Is copy protection in PC games for the greater good of mankind, or is it akin to carrying a TV antenna around a park during a thunderstorm? Game creators are clear where they stand. "I've always liked the idea of creative, nasty, deliberately destructive copy protection," smirks Jon Hare, designer behind the fabled Sensible Soccer franchise. "For example, injecting disabling viruses into pirate's machines, slow degradation of pirated games so they're unplayable after some time, or disabling the ability to save progress in the game if the copy is pirated."
Above: Uh-oh, what ya gonna do when the Frontier:Elite II pirate police come for you?
These days, the games industry is all a fluster about digital thievery. Understandably so. Where once pirates stole from kings, they're now more likely to announce: "Arrrr, I just plundered 20 copies of Saw III." Hardly the toughest kids on the block, then, and when their antics start to effect our own enjoyment of games, it's probably time to start making them walk the plank. But what happens when copy protection starts causing problems for legit gamers?

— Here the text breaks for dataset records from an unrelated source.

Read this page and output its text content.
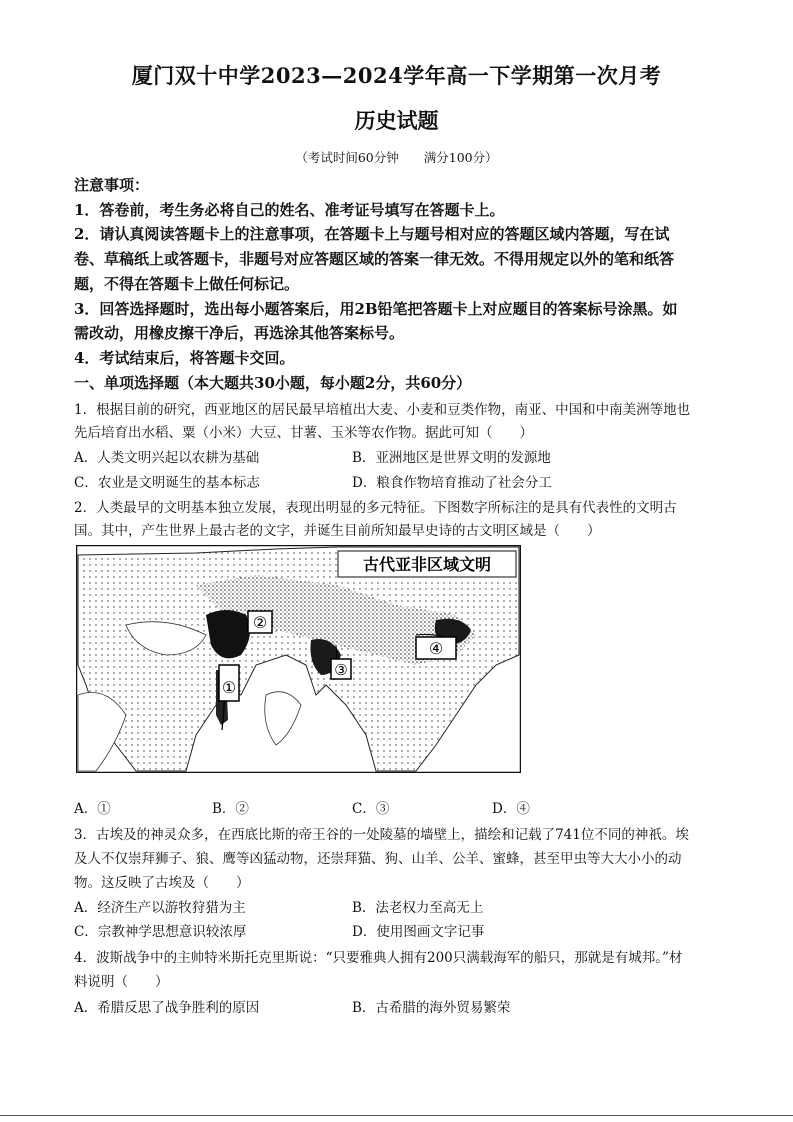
厦门双十中学2023—2024学年高一下学期第一次月考
历史试题
（考试时间60分钟　　满分100分）
注意事项：
1．答卷前，考生务必将自己的姓名、准考证号填写在答题卡上。
2．请认真阅读答题卡上的注意事项，在答题卡上与题号相对应的答题区域内答题，写在试
卷、草稿纸上或答题卡，非题号对应答题区域的答案一律无效。不得用规定以外的笔和纸答
题，不得在答题卡上做任何标记。
3．回答选择题时，选出每小题答案后，用2B铅笔把答题卡上对应题目的答案标号涂黑。如
需改动，用橡皮擦干净后，再选涂其他答案标号。
4．考试结束后，将答题卡交回。
一、单项选择题（本大题共30小题，每小题2分，共60分）
1．根据目前的研究，西亚地区的居民最早培植出大麦、小麦和豆类作物，南亚、中国和中南美洲等地也
先后培育出水稻、粟（小米）大豆、甘薯、玉米等农作物。据此可知（　　）
A．人类文明兴起以农耕为基础	B．亚洲地区是世界文明的发源地
C．农业是文明诞生的基本标志	D．粮食作物培育推动了社会分工
2．人类最早的文明基本独立发展，表现出明显的多元特征。下图数字所标注的是具有代表性的文明古
国。其中，产生世界上最古老的文字，并诞生目前所知最早史诗的古文明区域是（　　）
古代亚非区域文明
①
②
③
④
A．①	B．②	C．③	D．④
3．古埃及的神灵众多，在西底比斯的帝王谷的一处陵墓的墙壁上，描绘和记载了741位不同的神祇。埃
及人不仅崇拜狮子、狼、鹰等凶猛动物，还崇拜猫、狗、山羊、公羊、蜜蜂，甚至甲虫等大大小小的动
物。这反映了古埃及（　　）
A．经济生产以游牧狩猎为主	B．法老权力至高无上
C．宗教神学思想意识较浓厚	D．使用图画文字记事
4．波斯战争中的主帅特米斯托克里斯说：“只要雅典人拥有200只满载海军的船只，那就是有城邦。”材
料说明（　　）
A．希腊反思了战争胜利的原因	B．古希腊的海外贸易繁荣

There was a time when life was far more simple, says Ron Gilbert, creator of LucasArts classics like The Secret Of Monkey Island. "Back in the olden days, we didn't have high-tech copy protection solutions, so we had to resort to low-tech ideas. Because the copy protection wasn't hidden - as it is today - it gave us the chance to be a little creative." Creative and fun. Ye olde PC games politely asked you to refer to the manual in order to prove your credentials. In Frontier: Elite II, sci-fi cops asked the player to: "Please enter the first letter of word X, row Y on page Z." An incorrect entry booted the player out, but at least it played an integral part of the game.